En entrevue avec La Presse, Gino Chouinard, une autre figure emblématique de TVA, n’a pas caché sa grande admiration pour Pierre Bruneau, sur les plans tant professionnel que personnel. « Tenir l’antenne aussi longtemps, avec des résultats aussi extraordinaires, ça relève de l’exploit. Pierre n’a jamais baissé les bras devant les défis. Il les a toujours pris de face. »

L’animateur de Salut bonjour ! a salué l’impact social du roi des cotes d’écoute, rappelant qu’il a créé, en 1990, la Fondation Charles-Bruneau pour poursuivre le travail qu’avait entamé son fils aîné, mort d’une leucémie à l’âge de 12 ans.

Ami proche et ancien collègue de Pierre Bruneau, Philippe Lapointe a également applaudi son œuvre philanthropique. « Avec sa fondation, il a fait la différence pour tellement de gens, a souligné l’ex-vice-président principal du réseau TVA au téléphone. Il a mis sa notoriété au service du bien commun. C’est admirable. »

Philippe Lapointe décrit Pierre Bruneau comme un « gentleman ». Il vante sa rigueur et, surtout, son dévouement sans limites. Peu importe le jour ou l’heure, le récipiendaire de l’Ordre du Canada (2012) et de l’Ordre national du Québec (2008) est toujours prêt à livrer la nouvelle quand l’actualité l’exige.

« Les gens ne réalisent pas à quel point c’est un job difficile, être chef d’antenne, a insisté Philippe Lapointe. C’est exigeant, parce que c’est tous les jours. Tu n’as pas le droit d’être mauvais ou moyen. Il faut le dire : Pierre Bruneau a été Wayne Gretzky tous les jours. Il était bon tout le temps. »

À l’autre bout du fil, Mario Dumont a qualifié ses 10 années passées à côtoyer Pierre Bruneau de « privilège ». « C’est un grand professionnel. Je garde le souvenir de soirées électorales mémorables. C’est toute une époque sur laquelle on tourne la page. »

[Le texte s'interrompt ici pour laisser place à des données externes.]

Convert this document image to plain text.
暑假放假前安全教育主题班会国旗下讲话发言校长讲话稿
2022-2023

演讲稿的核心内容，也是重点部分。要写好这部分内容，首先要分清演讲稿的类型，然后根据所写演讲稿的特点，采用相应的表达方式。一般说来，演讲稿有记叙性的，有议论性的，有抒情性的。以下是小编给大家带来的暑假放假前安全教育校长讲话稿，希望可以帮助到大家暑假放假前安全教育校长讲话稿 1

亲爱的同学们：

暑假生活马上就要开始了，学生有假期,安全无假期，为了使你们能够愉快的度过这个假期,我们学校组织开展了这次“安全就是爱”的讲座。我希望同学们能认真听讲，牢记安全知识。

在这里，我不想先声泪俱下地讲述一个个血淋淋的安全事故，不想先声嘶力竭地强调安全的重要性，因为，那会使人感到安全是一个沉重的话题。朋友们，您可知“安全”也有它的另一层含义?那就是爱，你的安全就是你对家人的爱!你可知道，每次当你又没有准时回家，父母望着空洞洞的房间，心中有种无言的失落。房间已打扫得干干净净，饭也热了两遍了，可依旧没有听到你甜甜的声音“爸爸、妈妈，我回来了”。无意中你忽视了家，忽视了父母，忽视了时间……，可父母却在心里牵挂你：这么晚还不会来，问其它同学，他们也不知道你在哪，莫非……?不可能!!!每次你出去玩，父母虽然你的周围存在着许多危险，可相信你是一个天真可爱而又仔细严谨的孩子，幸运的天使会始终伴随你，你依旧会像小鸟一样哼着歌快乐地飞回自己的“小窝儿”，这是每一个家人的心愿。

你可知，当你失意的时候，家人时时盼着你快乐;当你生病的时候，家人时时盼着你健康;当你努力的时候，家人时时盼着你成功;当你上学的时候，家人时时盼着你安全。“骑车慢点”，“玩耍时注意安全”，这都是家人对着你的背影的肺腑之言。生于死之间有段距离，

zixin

Sur les réseaux sociaux, le milieu politique n’est pas resté indifférent à l’annonce du pilier de l’information. La mairesse de Montréal Valérie Plante, le chef du Bloc québécois Yves-François Blanchet, la cheffe du Parti libéral du Québec Dominique Anglade, la co-porte-parole de Québec solidaire Manon Massé et plusieurs autres élus ont applaudi ses réalisations.

Les éloges ont également abondé du côté journalistique. « Le facteur le plus important pour mesurer le succès d’une carrière, c’est la durée », a souligné le chef d’antenne du Téléjournal de 18 h à Radio-Canada, Patrice Roy, avant de souhaiter bravo et bonne route à son confrère.

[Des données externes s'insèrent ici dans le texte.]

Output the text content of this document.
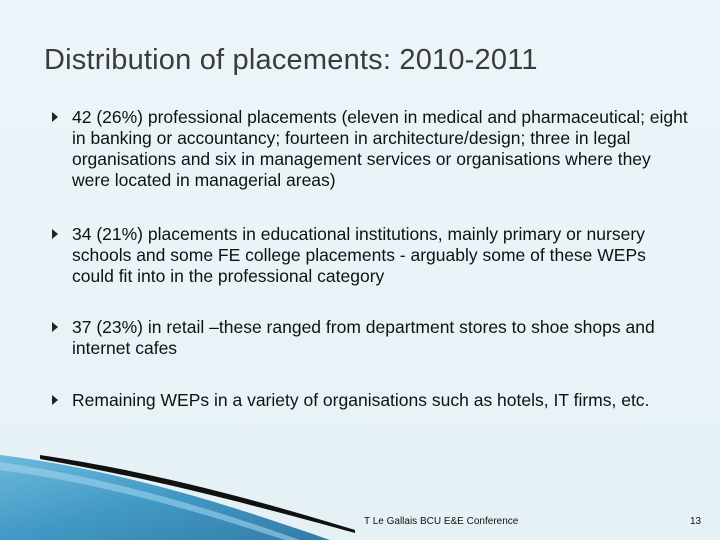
Distribution of placements: 2010-2011
42 (26%) professional placements (eleven in medical and pharmaceutical; eight in banking or accountancy; fourteen in architecture/design; three in legal organisations and six in management services or organisations where they were located in managerial areas)
34 (21%) placements in educational institutions, mainly primary or nursery schools and some FE college placements - arguably some of these WEPs could fit into in the professional category
37 (23%) in retail –these ranged from department stores to shoe shops and internet cafes
Remaining WEPs in a variety of organisations such as hotels, IT firms, etc.
T Le Gallais BCU E&E Conference	13
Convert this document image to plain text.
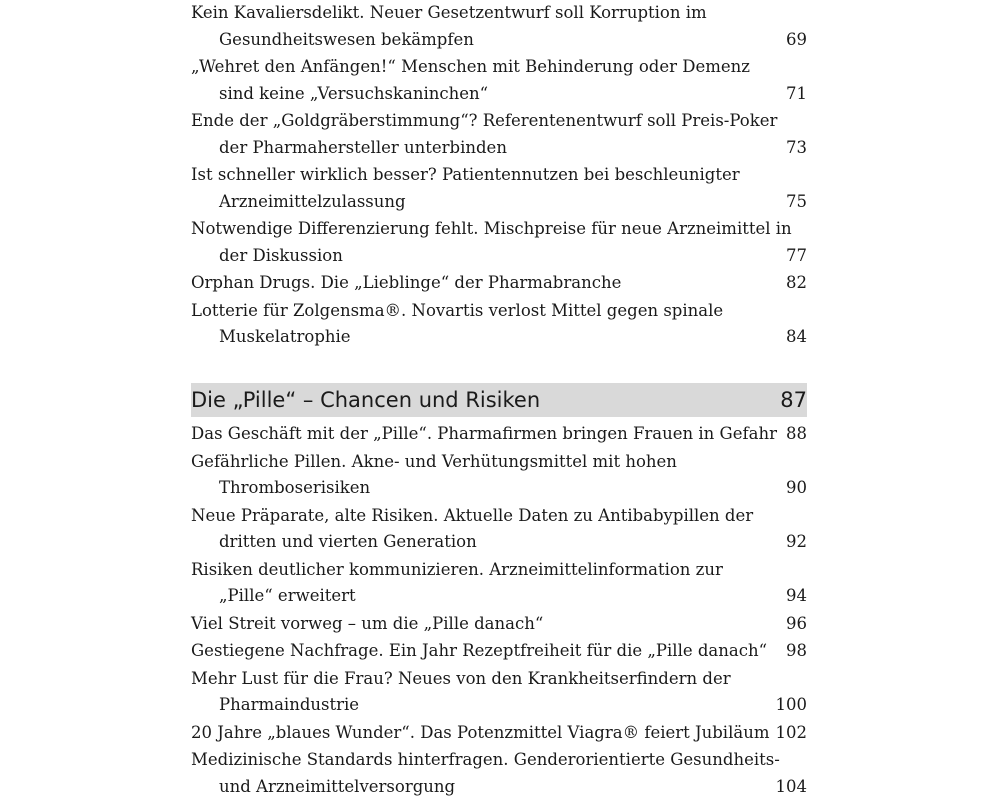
Kein Kavaliersdelikt. Neuer Gesetzentwurf soll Korruption im
Gesundheitswesen bekämpfen	69
„Wehret den Anfängen!“ Menschen mit Behinderung oder Demenz
sind keine „Versuchskaninchen“	71
Ende der „Goldgräberstimmung“? Referentenentwurf soll Preis-Poker
der Pharmahersteller unterbinden	73
Ist schneller wirklich besser? Patientennutzen bei beschleunigter
Arzneimittelzulassung	75
Notwendige Differenzierung fehlt. Mischpreise für neue Arzneimittel in
der Diskussion	77
Orphan Drugs. Die „Lieblinge“ der Pharmabranche	82
Lotterie für Zolgensma®. Novartis verlost Mittel gegen spinale
Muskelatrophie	84
Die „Pille“ – Chancen und Risiken	87
Das Geschäft mit der „Pille“. Pharmafirmen bringen Frauen in Gefahr 88
Gefährliche Pillen. Akne- und Verhütungsmittel mit hohen
Thromboserisiken	90
Neue Präparate, alte Risiken. Aktuelle Daten zu Antibabypillen der
dritten und vierten Generation	92
Risiken deutlicher kommunizieren. Arzneimittelinformation zur
„Pille“ erweitert	94
Viel Streit vorweg – um die „Pille danach“	96
Gestiegene Nachfrage. Ein Jahr Rezeptfreiheit für die „Pille danach“	98
Mehr Lust für die Frau? Neues von den Krankheitserfindern der
Pharmaindustrie	100
20 Jahre „blaues Wunder“. Das Potenzmittel Viagra® feiert Jubiläum 102
Medizinische Standards hinterfragen. Genderorientierte Gesundheits-
und Arzneimittelversorgung	104
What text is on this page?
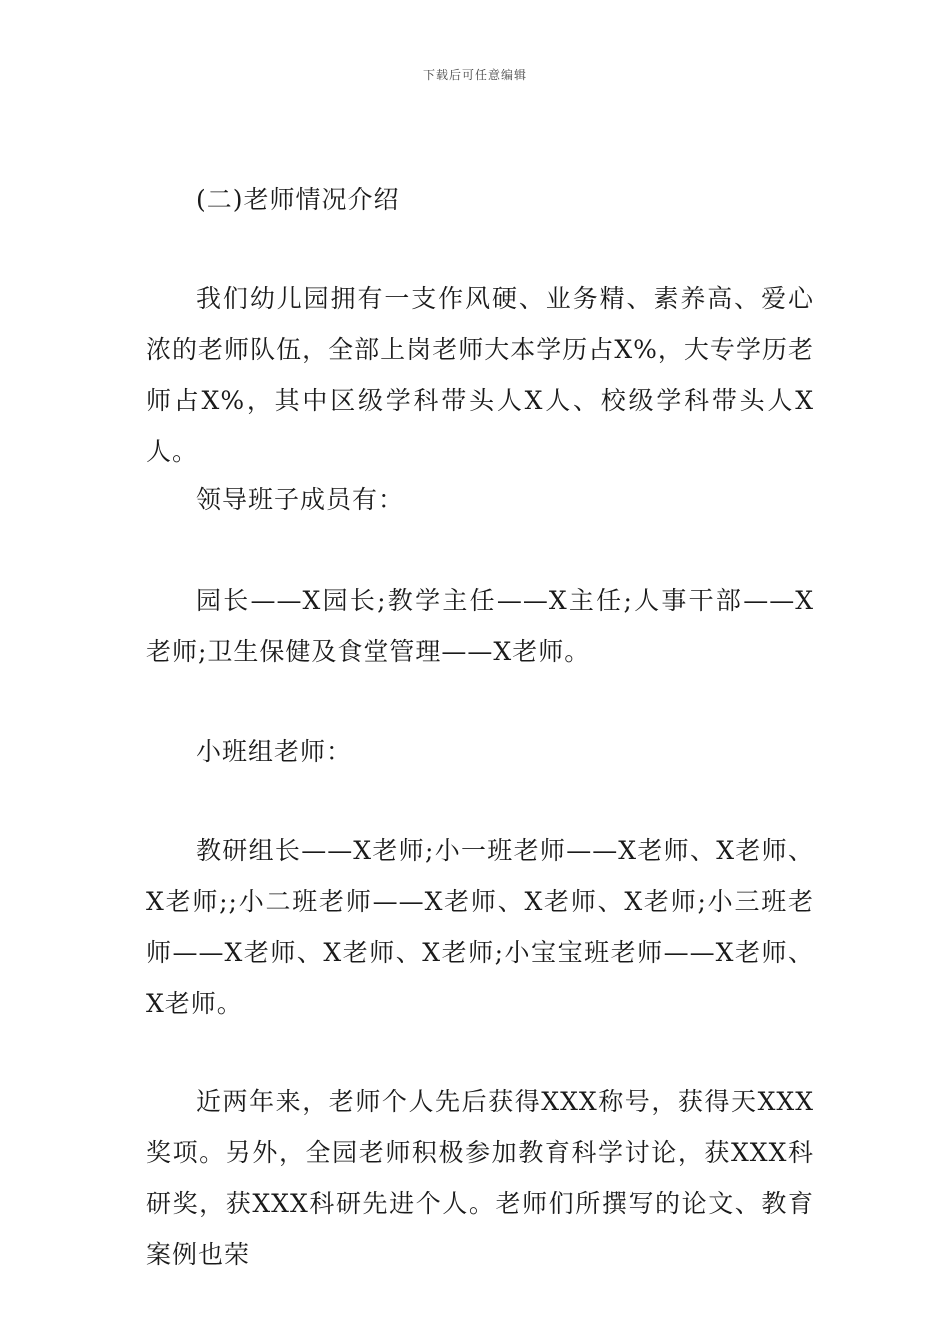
下载后可任意编辑

(二)老师情况介绍

我们幼儿园拥有一支作风硬、业务精、素养高、爱心浓的老师队伍，全部上岗老师大本学历占X%，大专学历老师占X%，其中区级学科带头人X人、校级学科带头人X人。

领导班子成员有：

园长——X园长;教学主任——X主任;人事干部——X老师;卫生保健及食堂管理——X老师。

小班组老师：

教研组长——X老师;小一班老师——X老师、X老师、X老师;;小二班老师——X老师、X老师、X老师;小三班老师——X老师、X老师、X老师;小宝宝班老师——X老师、X老师。

近两年来，老师个人先后获得XXX称号，获得天XXX奖项。另外，全园老师积极参加教育科学讨论，获XXX科研奖，获XXX科研先进个人。老师们所撰写的论文、教育案例也荣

Dans un communiqué, le président de Groupe TVA, Pierre Karl Péladeau, a remercié Pierre Bruneau pour sa passion et son professionnalisme. « Au cours des six dernières décennies, Pierre Bruneau a su nouer un lien très particulier avec les Québécois et les Québécoises de toutes générations. Il fait partie intégrante de leur quotidien en les accompagnant chaque soir avec rigueur, pertinence et humanité. »

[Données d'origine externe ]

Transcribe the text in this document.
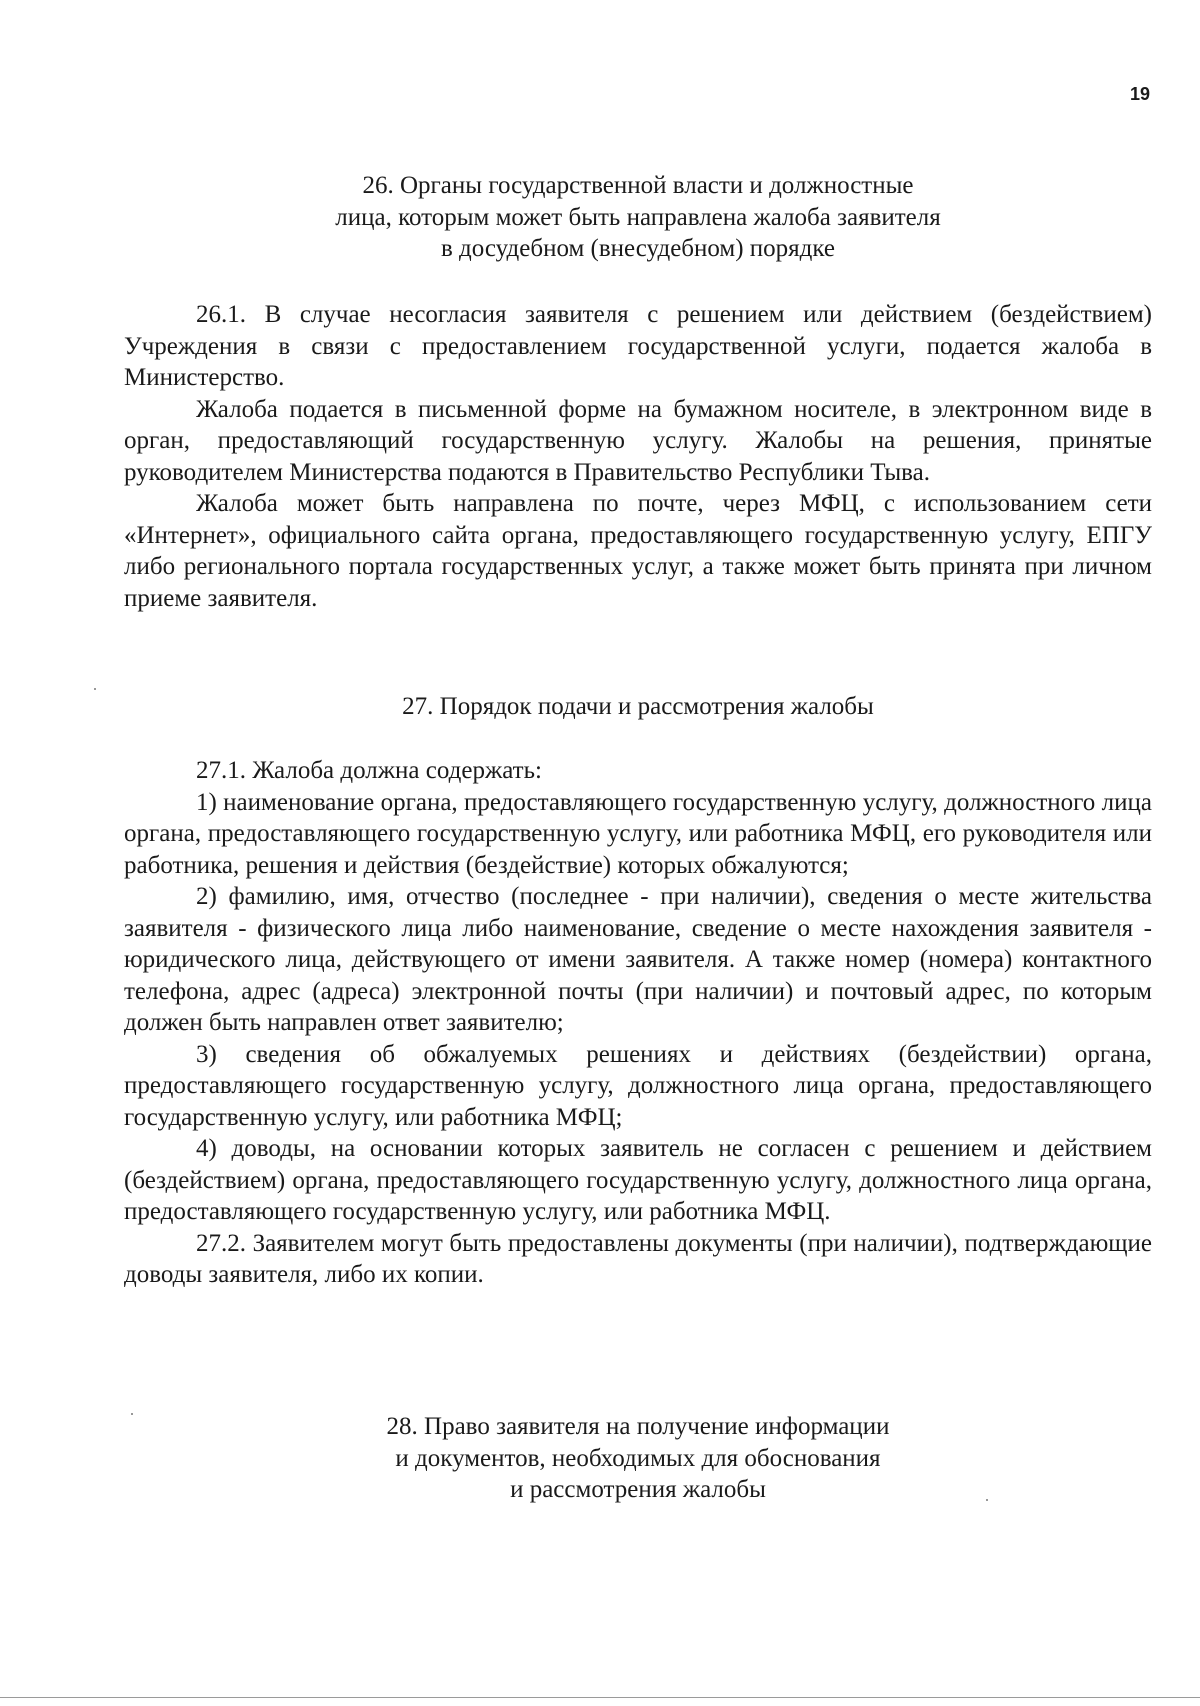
19

26. Органы государственной власти и должностные
лица, которым может быть направлена жалоба заявителя
в досудебном (внесудебном) порядке

26.1. В случае несогласия заявителя с решением или действием (бездействием) Учреждения в связи с предоставлением государственной услуги, подается жалоба в Министерство.

Жалоба подается в письменной форме на бумажном носителе, в электронном виде в орган, предоставляющий государственную услугу. Жалобы на решения, принятые руководителем Министерства подаются в Правительство Республики Тыва.

Жалоба может быть направлена по почте, через МФЦ, с использованием сети «Интернет», официального сайта органа, предоставляющего государственную услугу, ЕПГУ либо регионального портала государственных услуг, а также может быть принята при личном приеме заявителя.

27. Порядок подачи и рассмотрения жалобы

27.1. Жалоба должна содержать:

1) наименование органа, предоставляющего государственную услугу, должностного лица органа, предоставляющего государственную услугу, или работника МФЦ, его руководителя или работника, решения и действия (бездействие) которых обжалуются;

2) фамилию, имя, отчество (последнее - при наличии), сведения о месте жительства заявителя - физического лица либо наименование, сведение о месте нахождения заявителя - юридического лица, действующего от имени заявителя. А также номер (номера) контактного телефона, адрес (адреса) электронной почты (при наличии) и почтовый адрес, по которым должен быть направлен ответ заявителю;

3) сведения об обжалуемых решениях и действиях (бездействии) органа, предоставляющего государственную услугу, должностного лица органа, предоставляющего государственную услугу, или работника МФЦ;

4) доводы, на основании которых заявитель не согласен с решением и действием (бездействием) органа, предоставляющего государственную услугу, должностного лица органа, предоставляющего государственную услугу, или работника МФЦ.

27.2. Заявителем могут быть предоставлены документы (при наличии), подтверждающие доводы заявителя, либо их копии.

28. Право заявителя на получение информации
и документов, необходимых для обоснования
и рассмотрения жалобы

Pierre Bruneau s’est fait connaître du public dès 1972 comme journaliste radio à Victoriaville. Il s’est également illustré au micro de CKAC à Montréal pendant quelques années.

À titre de chef d’antenne de TVA, Pierre Bruneau a couvert la plupart des évènements marquants des 40 dernières années, comme la tentative d’assassinat de Ronald Reagan de 1981, la tuerie de Polytechnique de 1989, la crise d’Oka de 1990, le déluge du Saguenay de 1996, les attentats du World Trade Center de septembre 2001 et, bien entendu, la pandémie de COVID-19.

En 2019, il a fait paraître son autobiographie, Même heure, même poste, aux Éditions de l’Homme.